Оги извлек несколько булавок из кожаной подушечки, висевшей у него на бедре, и принялся убирать брюки в поясе.
— Хочешь, я оставлю небольшой запас для брюшка?
Джо помотал головой:
— Нет. Сделай поуже, мне тогда будет к чему стремиться.
Ничто теперь не казалось ему нормальным. Когда родился Шон, Джо было двадцать три, энергия из него так и перла, и он всю ее направлял в свою работу.

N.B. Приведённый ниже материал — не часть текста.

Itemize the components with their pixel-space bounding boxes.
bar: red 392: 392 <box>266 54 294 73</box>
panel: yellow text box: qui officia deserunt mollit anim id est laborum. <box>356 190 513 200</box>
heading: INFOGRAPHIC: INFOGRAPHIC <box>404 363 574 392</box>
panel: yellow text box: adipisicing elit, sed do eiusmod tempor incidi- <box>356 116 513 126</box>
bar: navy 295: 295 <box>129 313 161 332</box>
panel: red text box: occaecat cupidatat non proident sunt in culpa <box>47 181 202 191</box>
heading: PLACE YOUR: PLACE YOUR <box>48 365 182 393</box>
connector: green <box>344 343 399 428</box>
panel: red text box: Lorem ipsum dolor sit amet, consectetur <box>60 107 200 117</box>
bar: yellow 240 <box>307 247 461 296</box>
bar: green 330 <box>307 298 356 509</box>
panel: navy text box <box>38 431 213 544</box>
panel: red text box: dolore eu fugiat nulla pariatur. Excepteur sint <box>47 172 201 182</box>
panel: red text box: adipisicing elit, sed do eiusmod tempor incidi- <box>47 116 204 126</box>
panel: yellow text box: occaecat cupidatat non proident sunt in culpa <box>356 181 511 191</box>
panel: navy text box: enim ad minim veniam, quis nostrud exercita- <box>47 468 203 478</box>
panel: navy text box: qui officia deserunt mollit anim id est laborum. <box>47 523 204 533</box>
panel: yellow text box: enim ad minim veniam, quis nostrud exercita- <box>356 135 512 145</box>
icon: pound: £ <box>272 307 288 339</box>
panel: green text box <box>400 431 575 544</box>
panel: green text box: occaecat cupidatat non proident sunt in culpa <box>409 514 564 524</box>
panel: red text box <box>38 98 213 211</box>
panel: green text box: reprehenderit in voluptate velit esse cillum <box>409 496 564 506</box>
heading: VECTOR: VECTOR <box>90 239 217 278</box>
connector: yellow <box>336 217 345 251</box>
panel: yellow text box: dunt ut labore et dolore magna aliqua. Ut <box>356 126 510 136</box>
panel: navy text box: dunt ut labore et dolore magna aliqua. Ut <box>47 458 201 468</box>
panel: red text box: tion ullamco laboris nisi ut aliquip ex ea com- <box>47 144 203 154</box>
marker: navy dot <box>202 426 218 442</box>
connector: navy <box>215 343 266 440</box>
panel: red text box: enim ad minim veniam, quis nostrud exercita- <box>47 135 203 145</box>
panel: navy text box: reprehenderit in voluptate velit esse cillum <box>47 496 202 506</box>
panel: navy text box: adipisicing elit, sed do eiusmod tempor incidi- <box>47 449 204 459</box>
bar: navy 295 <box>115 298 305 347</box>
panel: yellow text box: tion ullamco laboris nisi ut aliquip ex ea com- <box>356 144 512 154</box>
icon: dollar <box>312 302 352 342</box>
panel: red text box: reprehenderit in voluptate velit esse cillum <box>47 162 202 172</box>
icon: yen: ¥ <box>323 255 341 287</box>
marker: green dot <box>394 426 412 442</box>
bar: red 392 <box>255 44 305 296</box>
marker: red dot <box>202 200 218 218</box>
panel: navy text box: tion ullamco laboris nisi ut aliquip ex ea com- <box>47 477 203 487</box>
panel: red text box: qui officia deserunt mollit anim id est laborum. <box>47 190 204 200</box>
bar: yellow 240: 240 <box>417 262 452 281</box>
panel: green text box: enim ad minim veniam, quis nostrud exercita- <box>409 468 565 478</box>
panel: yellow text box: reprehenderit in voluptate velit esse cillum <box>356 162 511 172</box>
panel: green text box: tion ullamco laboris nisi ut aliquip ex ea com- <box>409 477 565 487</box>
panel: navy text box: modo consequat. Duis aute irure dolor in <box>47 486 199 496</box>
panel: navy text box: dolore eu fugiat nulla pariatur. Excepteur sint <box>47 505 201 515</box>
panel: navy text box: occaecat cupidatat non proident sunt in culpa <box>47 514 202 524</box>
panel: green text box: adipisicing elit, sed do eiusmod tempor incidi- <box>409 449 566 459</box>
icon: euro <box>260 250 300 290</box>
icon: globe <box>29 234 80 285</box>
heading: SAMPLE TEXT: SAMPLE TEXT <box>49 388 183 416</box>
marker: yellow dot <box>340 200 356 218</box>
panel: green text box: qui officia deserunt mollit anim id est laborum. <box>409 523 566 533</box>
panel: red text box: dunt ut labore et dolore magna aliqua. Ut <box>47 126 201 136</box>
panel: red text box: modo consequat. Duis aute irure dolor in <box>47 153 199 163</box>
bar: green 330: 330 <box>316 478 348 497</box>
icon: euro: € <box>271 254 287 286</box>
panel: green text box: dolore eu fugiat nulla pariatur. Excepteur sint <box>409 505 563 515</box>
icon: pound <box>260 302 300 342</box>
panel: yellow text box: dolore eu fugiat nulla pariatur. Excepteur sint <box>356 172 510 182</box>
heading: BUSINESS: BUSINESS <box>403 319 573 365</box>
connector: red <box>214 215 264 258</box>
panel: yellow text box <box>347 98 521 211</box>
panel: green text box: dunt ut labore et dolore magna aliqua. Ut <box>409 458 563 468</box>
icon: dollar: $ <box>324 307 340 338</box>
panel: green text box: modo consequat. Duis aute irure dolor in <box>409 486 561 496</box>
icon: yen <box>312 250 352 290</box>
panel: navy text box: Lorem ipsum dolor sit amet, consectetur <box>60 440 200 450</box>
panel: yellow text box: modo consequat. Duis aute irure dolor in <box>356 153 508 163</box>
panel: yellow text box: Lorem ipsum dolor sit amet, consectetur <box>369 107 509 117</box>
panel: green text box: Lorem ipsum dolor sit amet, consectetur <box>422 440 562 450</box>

К тому времени, когда родится еще один ребенок, он будет уставшим от жизни сорокадвухлетним мужчиной без признаков какой-либо энергии, которую можно куда-то направить. Джо попытался представить себе, как он будет выглядеть с детской коляской, прогуливаясь в парке Оулз-Хед, но так и не смог, испытав лишь чувство страха и вины.
Оги встал с колен — в этой позе он возился с брюками.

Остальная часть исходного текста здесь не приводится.